Most Recent Atlantic Ocean deep-sea clay is detritus from the continents. The formation of minerals in situ on the ocean bottom is relatively unimportant in the Atlantic but may be significant in parts of the southwestern Indian Ocean.

Mineralogical analysis of the fine fraction of Atlantic Ocean deep-sea sediments is a useful indicator of sediment provenance. Kaolinite, gibbsite, pyrophyllite, mixed-layer minerals, and chlorite contribute the most unequivocal provenance information because they have relatively restricted loci of continental origin.

Topographic control over mineral distribution by the Mid-Atlantic Ridge in the North Atlantic Ocean precludes significant eolian transport by the jet stream and emphasizes the importance of transport to and within that part of the deep-sea by processes operative at or near the sediment-water interface.

Transport of continent-derived sediment to the equatorial Atlantic is primarily by rivers draining from South America and by rivers and wind from Africa.

The higher proportion of kaolinite and gibbsite in deep-sea sediments adjacent to small tropical South American rivers reflects a greater intensity of lateritic weathering than is observed near the mouths of the larger rivers. This may be explained by a greater variety of pedogenic conditions in the larger drainage basins, resulting in an assemblage with proportionately less lateritic material in the detritus transported by the larger rivers despite their quantitatively greater influence on deep-sea sediment accumulation.

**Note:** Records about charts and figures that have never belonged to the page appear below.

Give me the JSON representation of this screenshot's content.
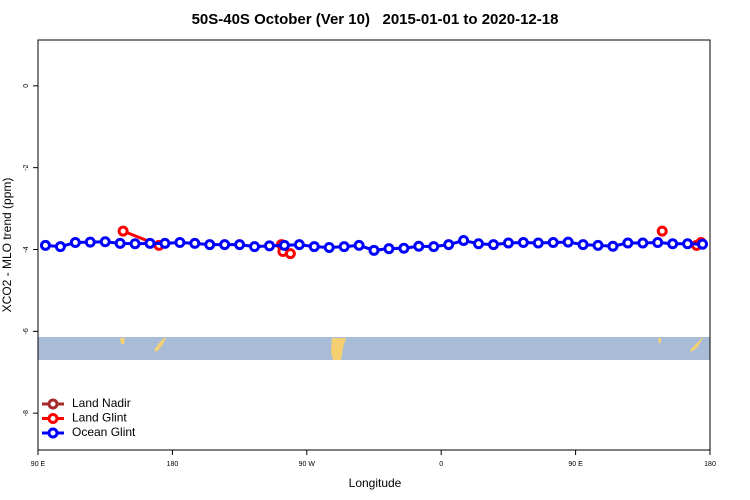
{
  "chart_data": {
    "type": "line",
    "title": "50S-40S October (Ver 10)   2015-01-01 to 2020-12-18",
    "xlabel": "Longitude",
    "ylabel": "XCO2 - MLO trend (ppm)",
    "xlim": [
      90,
      540
    ],
    "ylim": [
      -8.9,
      1.12
    ],
    "xticks": [
      {
        "value": 90,
        "label": "90 E"
      },
      180,
      {
        "value": 270,
        "label": "90 W"
      },
      0,
      {
        "value": 450,
        "label": "90 E"
      },
      180
    ],
    "yticks": [
      0,
      -2,
      -4,
      -6,
      -8
    ],
    "legend": "bottomleft",
    "series": [
      {
        "name": "Land Nadir",
        "color": "#a52a2a",
        "x": [],
        "values": []
      },
      {
        "name": "Land Glint",
        "color": "#ff0000",
        "x": [
          147,
          171,
          null,
          253,
          254,
          259,
          null,
          508,
          null,
          531,
          534
        ],
        "values": [
          -3.55,
          -3.9,
          null,
          -3.88,
          -4.05,
          -4.1,
          null,
          -3.55,
          null,
          -3.9,
          -3.83
        ]
      },
      {
        "name": "Ocean Glint",
        "color": "#0000ff",
        "x": [
          95,
          105,
          115,
          125,
          135,
          145,
          155,
          165,
          175,
          185,
          195,
          205,
          215,
          225,
          235,
          245,
          255,
          265,
          275,
          285,
          295,
          305,
          315,
          325,
          335,
          345,
          355,
          365,
          375,
          385,
          395,
          405,
          415,
          425,
          435,
          445,
          455,
          465,
          475,
          485,
          495,
          505,
          515,
          525,
          535
        ],
        "values": [
          -3.9,
          -3.93,
          -3.83,
          -3.82,
          -3.81,
          -3.85,
          -3.86,
          -3.85,
          -3.85,
          -3.83,
          -3.85,
          -3.88,
          -3.88,
          -3.88,
          -3.93,
          -3.91,
          -3.9,
          -3.88,
          -3.93,
          -3.95,
          -3.93,
          -3.9,
          -4.02,
          -3.98,
          -3.97,
          -3.92,
          -3.93,
          -3.88,
          -3.78,
          -3.86,
          -3.88,
          -3.84,
          -3.83,
          -3.84,
          -3.83,
          -3.82,
          -3.88,
          -3.9,
          -3.92,
          -3.84,
          -3.84,
          -3.83,
          -3.86,
          -3.86,
          -3.87
        ]
      }
    ]
  }
}
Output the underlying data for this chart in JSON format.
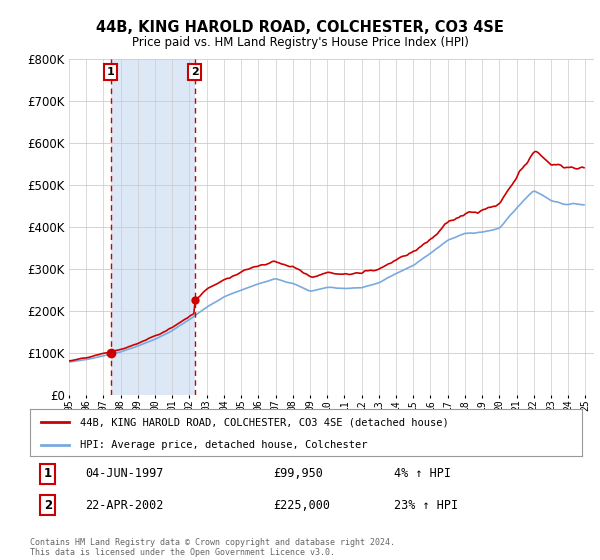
{
  "title": "44B, KING HAROLD ROAD, COLCHESTER, CO3 4SE",
  "subtitle": "Price paid vs. HM Land Registry's House Price Index (HPI)",
  "legend_line1": "44B, KING HAROLD ROAD, COLCHESTER, CO3 4SE (detached house)",
  "legend_line2": "HPI: Average price, detached house, Colchester",
  "transaction1_date": "04-JUN-1997",
  "transaction1_price": 99950,
  "transaction1_label": "4% ↑ HPI",
  "transaction2_date": "22-APR-2002",
  "transaction2_price": 225000,
  "transaction2_label": "23% ↑ HPI",
  "transaction1_year": 1997.42,
  "transaction2_year": 2002.31,
  "ylim": [
    0,
    800000
  ],
  "xlim_start": 1995.0,
  "xlim_end": 2025.5,
  "price_color": "#cc0000",
  "hpi_color": "#7aaadd",
  "shade_color": "#dce8f5",
  "bg_color": "#ffffff",
  "footer": "Contains HM Land Registry data © Crown copyright and database right 2024.\nThis data is licensed under the Open Government Licence v3.0."
}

In the South Atlantic Ocean, the fine-fraction mineral assemblage of surface sediment in the Argentine Basin is sufficiently unlike that adjacent to the mouth of the Rio de la Plata to preclude it as a major Recent sediment source for that basin. The southern Argentine Continental Shelf, the Scotia Ridge, and the Weddell Sea arc mineralogically more likely immediate sources. Transport from the Weddell Sea by the Antarctic Bottom Water may be responsible for the northward transport of fine-fraction sediment along parts of the western South Atlantic as far north as the Equator.